Michael Phelps Retires ... to a Bath for Louis Vuitton
America's golden medal swimmer Michael Phelps will never compete in the Olympics again. Now all the 27-year-old has to do is keep himself out of trouble, show up on America’s screens every four years, and attach his name to whatever products he thinks will help keep his bank account healthy and his image intact. The first post-Olympics ad campaign Phelps has thrown himself into is for Louis Vuitton, which made its debut Monday morning. Shot by Annie Leibovitz, it features a scowling Phelps in the tub with his Louis Vuitton close by. Because everybody takes their most expensive possession into the bathroom with them. The most-decorated Olympian of all time is also coming to the Golf Channel’s reality-TV series The Haney Project, which features host Hank Haney trying to help amateur golfers get better. Good luck with that, Michael. And don’t forget your bag.
USA Basketball and LeBron Gain More Branding Power
LeBron James is having quite a summer. He’s now got an NBA championship and an Olympic gold medal to feast his eyes on every time he overhears somebody on a radio call-in show saying nasty things about him. USA Basketball and LeBron already had pretty strong brands before the Games got underway but the collective image has been boosted after Sunday’s gold-medal win over Spain. The Spaniards made it an interesting game, at least, and came closer than any other team to beating this band of NBA brothers. What also helped these guys shine up their image was their treatment of other Olympians. They didn’t lord anything over anybody even though they pretty much snuffed out their opponents at will. And that was totally appreciated.

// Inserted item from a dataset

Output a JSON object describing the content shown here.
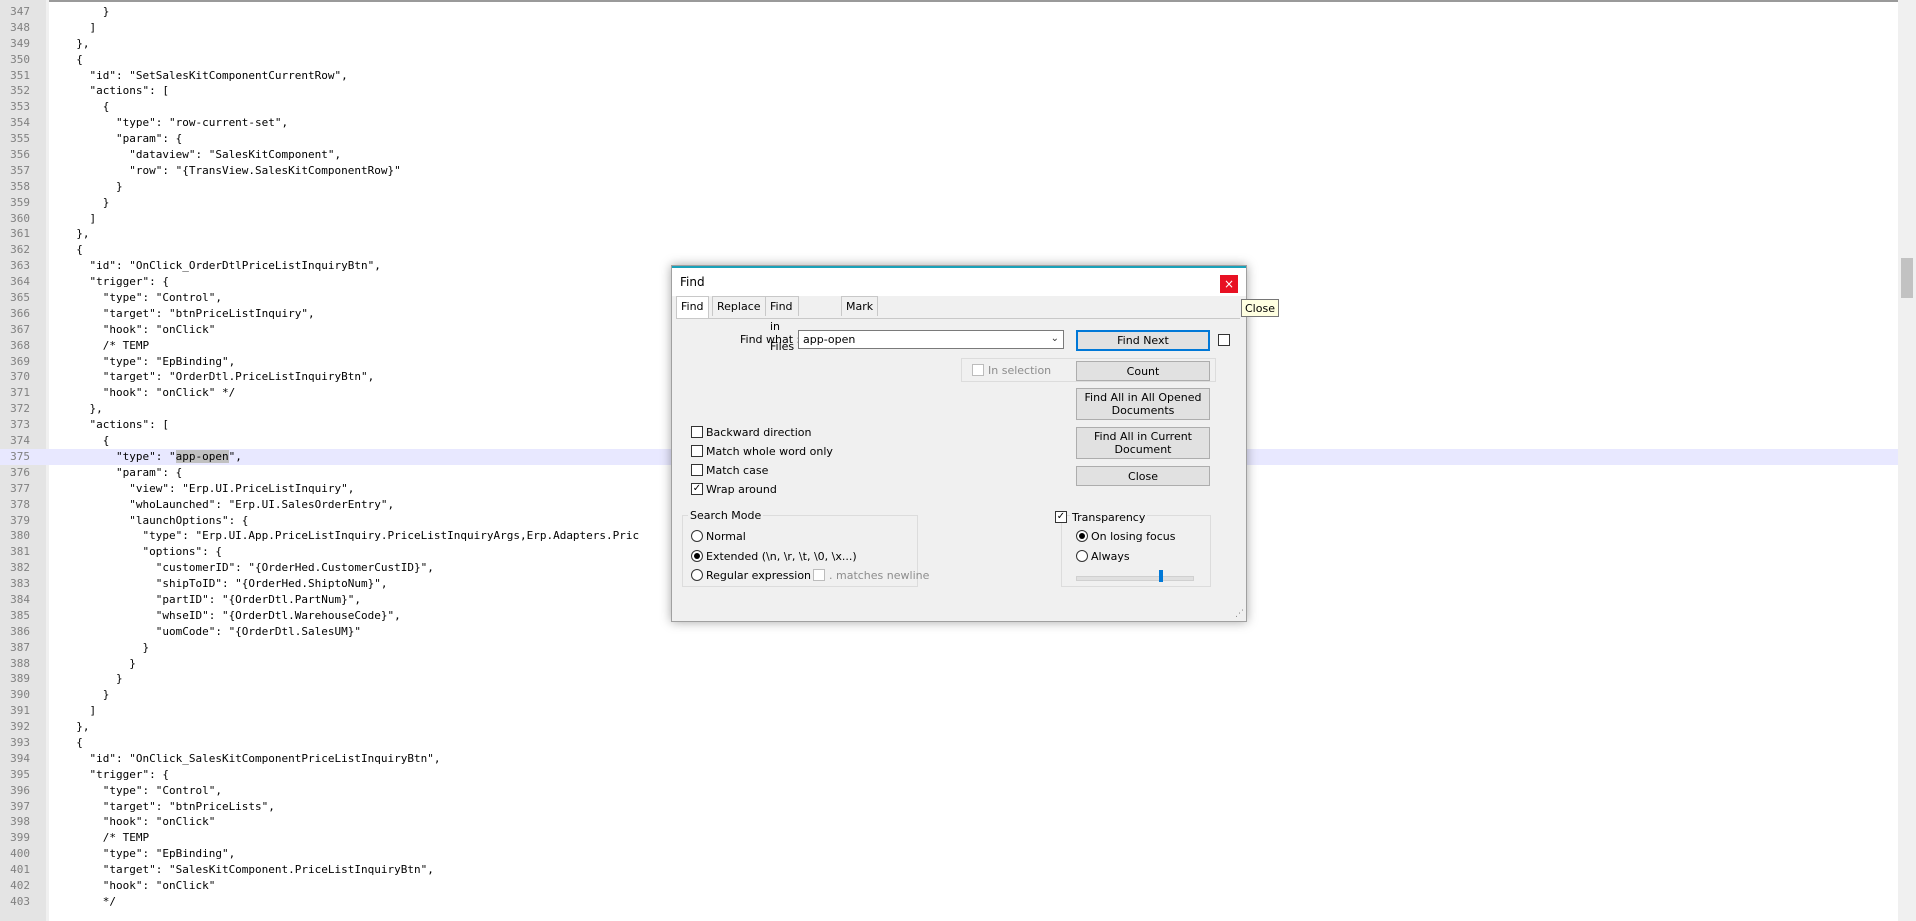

Olympics Not Returning to America Anytime Soon?
It sure looked like Britain was having a lot of fun during the Closing Ceremony Sunday night as The Who, Spice Girls, and Pet Shop Boys, among a slew of other performers, showed up to rock out and show the world what’s so great about Great Britain. Americans may be wondering when they’ll get to feel the Olympics love again. Bloomberg reports that it may be a long time because “many International Olympic Committee members don’t like the U.S. law … that gives domestic-licensing ownership of the word ‘Olympics’ and famed five interlocking Olympic rings to the federally chartered USOC.” That large pile of cash involved is what may keep the U.S. from hosting the Games anytime soon. Plus, many IOC members don’t love the fact that the U.S. consistently dominate the medals table, Bloomberg notes, and some “seem to have decided that a new revenue-sharing deal was needed before the U.S. would again win the rights to host the games.”
Rolls-Royce Makes Logo Change for Olympics
Three Rolls-Royces made appearances in the Closing Ceremony of the Olympic Games and all of them had another distinction from the rest of the brand. They each featured a logo change that was specially made for the event. That marks the very first it has changed the “double R” logo since the company got started way back in 1904, according to USA Today.
And the Final Tally...
Eighteen countries, including Botswana, Hong Kong, and Tajikistan, came away from these Games with their athletes only winning one medal. The U.S. bested that in bronze alone, winning 29 of those rings. America led all medal winners with 104 overall, including 46 gold and 29 silver. China came in second with 88 medals and Russia third with 82. Host country Great Britain had a good showing, coming in fourth with 65 medals for Team GB — its best showing in eons — while Brand GB has enjoyed an immeasurable boost from the two-week spotlight on the nation. May the halo continue.